相変わらず毒舌な弟に焦って注意しようとしたところ、
「あ、すみませんキャプテン」
ええええええ?!
キャプテンって何?!
何の部活?!
てか何で敬語?!
明らかに山崎さんの方が歳上に間違いないののに、立場が逆転しているこの状況は何ですか?
たった数日で作り上げられている関係に困惑していると、廊下を通り過ぎる隊士たちが次々と名無しくんに対して挨拶をしていく姿があった。
「あ、キャプテンお早うございます」
「キャプテン、昨日のDVDマジよかったっす」
「またお願いします、キャプテン」
だから、キャプテンって何?!
男の子ってよく分からない。
『ねェ、キャプテンって何?』
不審に思って尋ねてみるものの、
「え、キャプテンって言ったら、手塚でしょ?」
と、意味不明な答えが返って来る始末。
マジ意味分かんねーよ。
心の中で毒づいても、自分が望む回答を得られないと悟り、すぐさま考えることを諦めた。

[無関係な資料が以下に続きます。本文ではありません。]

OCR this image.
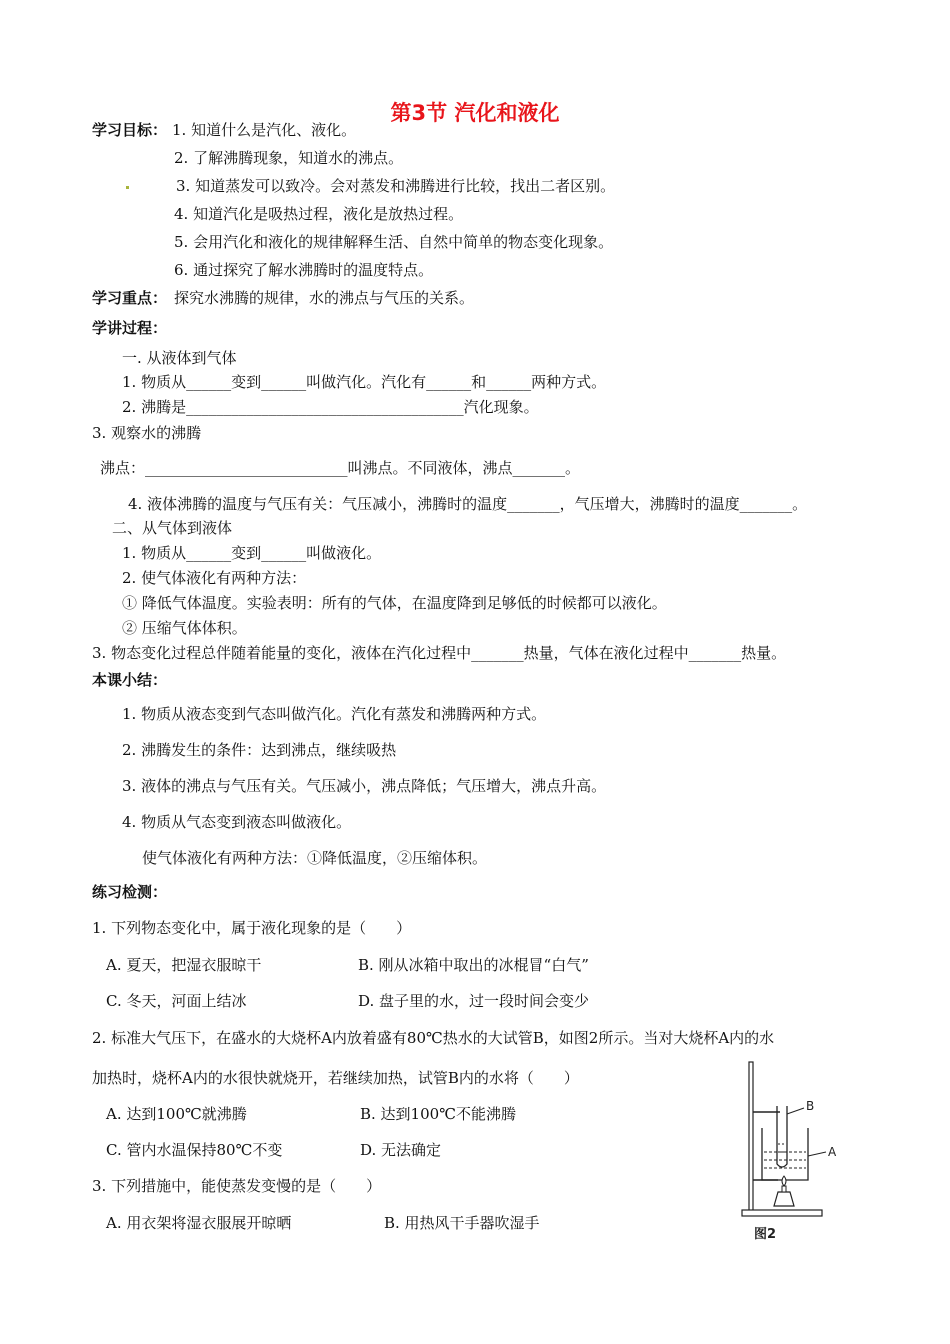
第3节 汽化和液化
学习目标： 1. 知道什么是汽化、液化。
2. 了解沸腾现象，知道水的沸点。
3. 知道蒸发可以致冷。会对蒸发和沸腾进行比较，找出二者区别。
4. 知道汽化是吸热过程，液化是放热过程。
5. 会用汽化和液化的规律解释生活、自然中简单的物态变化现象。
6. 通过探究了解水沸腾时的温度特点。
学习重点： 探究水沸腾的规律，水的沸点与气压的关系。
学讲过程：
一. 从液体到气体
1. 物质从______变到______叫做汽化。汽化有______和______两种方式。
2. 沸腾是_____________________________________汽化现象。
3. 观察水的沸腾
沸点：___________________________叫沸点。不同液体，沸点_______。
4. 液体沸腾的温度与气压有关：气压减小，沸腾时的温度_______，气压增大，沸腾时的温度_______。
二、从气体到液体
1. 物质从______变到______叫做液化。
2. 使气体液化有两种方法：
① 降低气体温度。实验表明：所有的气体，在温度降到足够低的时候都可以液化。
② 压缩气体体积。
3. 物态变化过程总伴随着能量的变化，液体在汽化过程中_______热量，气体在液化过程中_______热量。
本课小结：
1. 物质从液态变到气态叫做汽化。汽化有蒸发和沸腾两种方式。
2. 沸腾发生的条件：达到沸点，继续吸热
3. 液体的沸点与气压有关。气压减小，沸点降低；气压增大，沸点升高。
4. 物质从气态变到液态叫做液化。
使气体液化有两种方法：①降低温度，②压缩体积。
练习检测：
1. 下列物态变化中，属于液化现象的是（　　）
A. 夏天，把湿衣服晾干	B. 刚从冰箱中取出的冰棍冒“白气”
C. 冬天，河面上结冰	D. 盘子里的水，过一段时间会变少
2. 标准大气压下，在盛水的大烧杯A内放着盛有80℃热水的大试管B，如图2所示。当对大烧杯A内的水
加热时，烧杯A内的水很快就烧开，若继续加热，试管B内的水将（　　）
A. 达到100℃就沸腾	B. 达到100℃不能沸腾
C. 管内水温保持80℃不变	D. 无法确定
3. 下列措施中，能使蒸发变慢的是（　　）
A. 用衣架将湿衣服展开晾晒	B. 用热风干手器吹湿手
B
A
图2
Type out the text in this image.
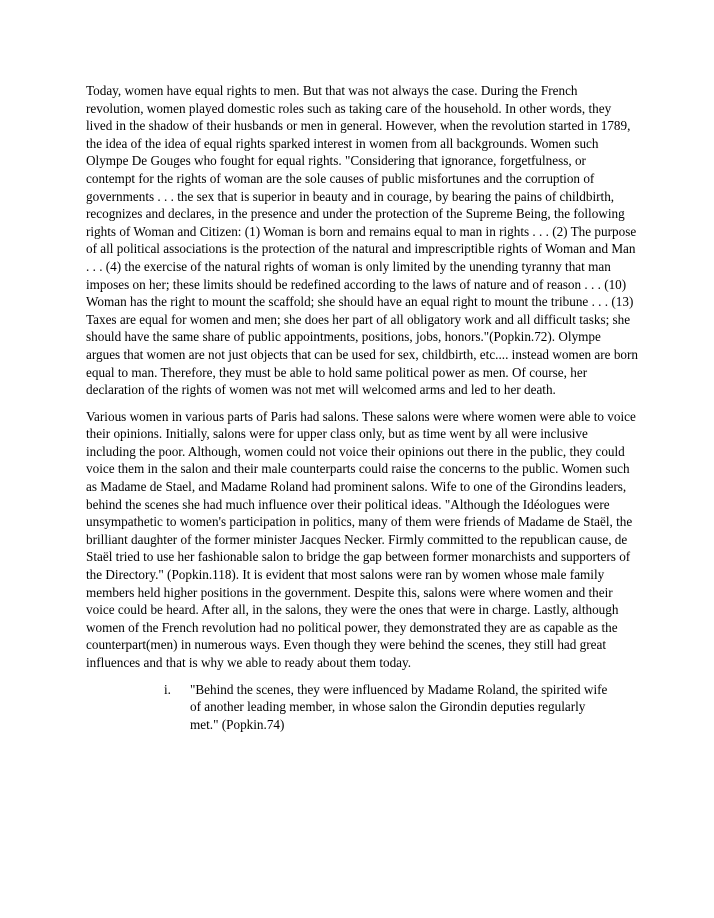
Today, women have equal rights to men. But that was not always the case. During the French revolution, women played domestic roles such as taking care of the household. In other words, they lived in the shadow of their husbands or men in general. However, when the revolution started in 1789, the idea of the idea of equal rights sparked interest in women from all backgrounds. Women such Olympe De Gouges who fought for equal rights. "Considering that ignorance, forgetfulness, or contempt for the rights of woman are the sole causes of public misfortunes and the corruption of governments . . . the sex that is superior in beauty and in courage, by bearing the pains of childbirth, recognizes and declares, in the presence and under the protection of the Supreme Being, the following rights of Woman and Citizen: (1) Woman is born and remains equal to man in rights . . . (2) The purpose of all political associations is the protection of the natural and imprescriptible rights of Woman and Man . . . (4) the exercise of the natural rights of woman is only limited by the unending tyranny that man imposes on her; these limits should be redefined according to the laws of nature and of reason . . . (10) Woman has the right to mount the scaffold; she should have an equal right to mount the tribune . . . (13) Taxes are equal for women and men; she does her part of all obligatory work and all difficult tasks; she should have the same share of public appointments, positions, jobs, honors."(Popkin.72). Olympe argues that women are not just objects that can be used for sex, childbirth, etc.... instead women are born equal to man. Therefore, they must be able to hold same political power as men. Of course, her declaration of the rights of women was not met will welcomed arms and led to her death.

Various women in various parts of Paris had salons. These salons were where women were able to voice their opinions. Initially, salons were for upper class only, but as time went by all were inclusive including the poor. Although, women could not voice their opinions out there in the public, they could voice them in the salon and their male counterparts could raise the concerns to the public. Women such as Madame de Stael, and Madame Roland had prominent salons. Wife to one of the Girondins leaders, behind the scenes she had much influence over their political ideas. "Although the Idéologues were unsympathetic to women's participation in politics, many of them were friends of Madame de Staël, the brilliant daughter of the former minister Jacques Necker. Firmly committed to the republican cause, de Staël tried to use her fashionable salon to bridge the gap between former monarchists and supporters of the Directory." (Popkin.118). It is evident that most salons were ran by women whose male family members held higher positions in the government. Despite this, salons were where women and their voice could be heard. After all, in the salons, they were the ones that were in charge. Lastly, although women of the French revolution had no political power, they demonstrated they are as capable as the counterpart(men) in numerous ways. Even though they were behind the scenes, they still had great influences and that is why we able to ready about them today.

i.	"Behind the scenes, they were influenced by Madame Roland, the spirited wife of another leading member, in whose salon the Girondin deputies regularly met." (Popkin.74)
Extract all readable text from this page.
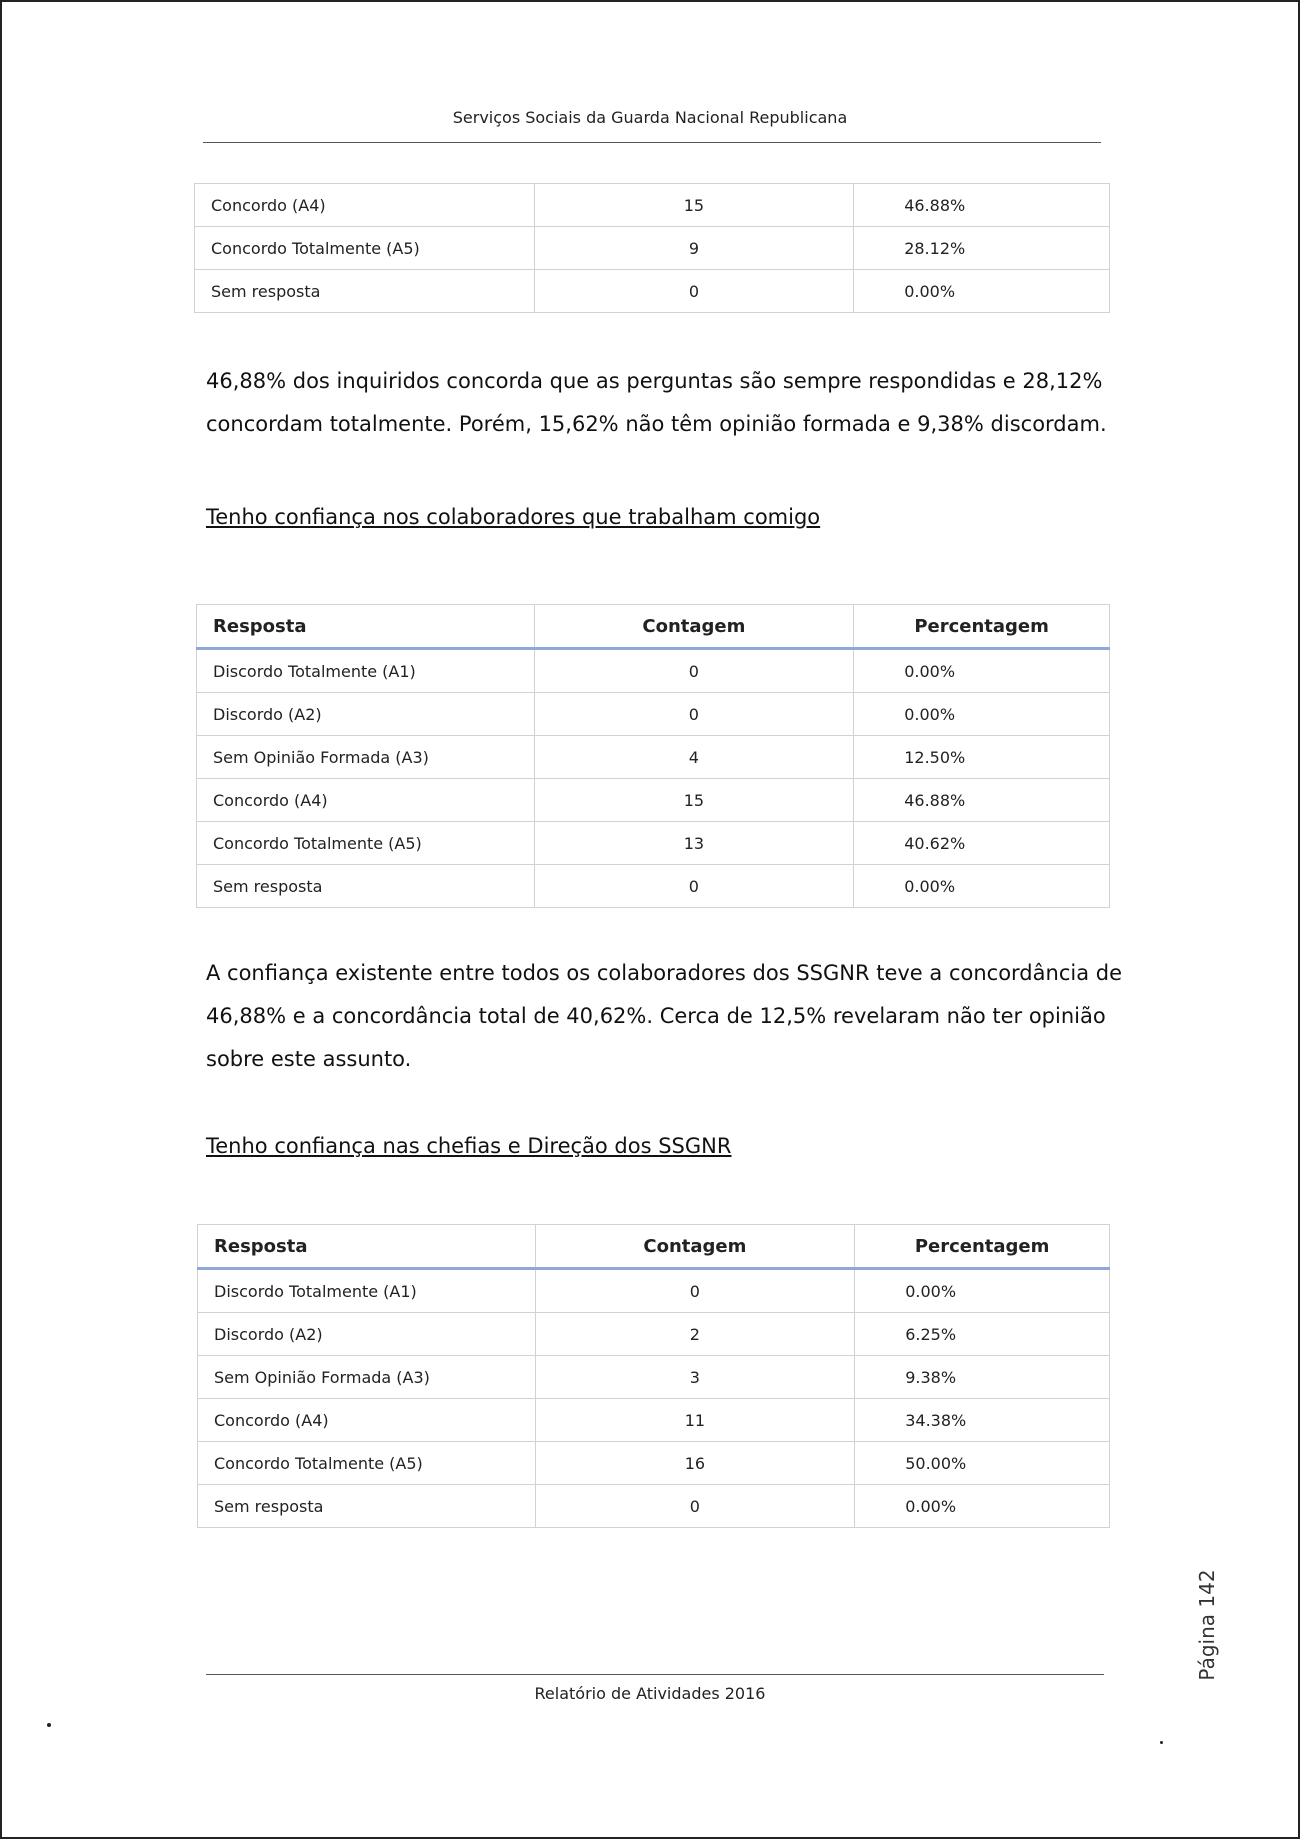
Serviços Sociais da Guarda Nacional Republicana
Concordo (A4)	15	46.88%
Concordo Totalmente (A5)	9	28.12%
Sem resposta	0	0.00%
46,88% dos inquiridos concorda que as perguntas são sempre respondidas e 28,12% concordam totalmente. Porém, 15,62% não têm opinião formada e 9,38% discordam.
Tenho confiança nos colaboradores que trabalham comigo
Resposta	Contagem	Percentagem
Discordo Totalmente (A1)	0	0.00%
Discordo (A2)	0	0.00%
Sem Opinião Formada (A3)	4	12.50%
Concordo (A4)	15	46.88%
Concordo Totalmente (A5)	13	40.62%
Sem resposta	0	0.00%
A confiança existente entre todos os colaboradores dos SSGNR teve a concordância de 46,88% e a concordância total de 40,62%. Cerca de 12,5% revelaram não ter opinião sobre este assunto.
Tenho confiança nas chefias e Direção dos SSGNR
Resposta	Contagem	Percentagem
Discordo Totalmente (A1)	0	0.00%
Discordo (A2)	2	6.25%
Sem Opinião Formada (A3)	3	9.38%
Concordo (A4)	11	34.38%
Concordo Totalmente (A5)	16	50.00%
Sem resposta	0	0.00%
Página 142
Relatório de Atividades 2016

ハァと小さく溜息を零して、女中の仕事に戻ろうとした時、座布団を枕にして寝ていた人物がムクリと起き上がった。
「名無しさん、俺にも茶ァ頼みまさァ」
ふざけたアイマスクを取りながら、沖田が自分の分のお茶を催促してくる。
淹れて来た急須の中には、もうお茶は残っておらず、台所に戻って淹れ直して来るしかないので、「ちょっと待っててね」と言って、居間を後にした。
名無しさんが部屋を去ったことを確認すると、山崎が名無しくんに詰め寄って質問する。
「ねェ、キャプテン。例の件だけど、いつになりそう?」
「まぁ、焦んなって。今週末にでも予定してやるから」
手に持つケータイをいじりながら、口端を吊り上げて名無しくんが話す。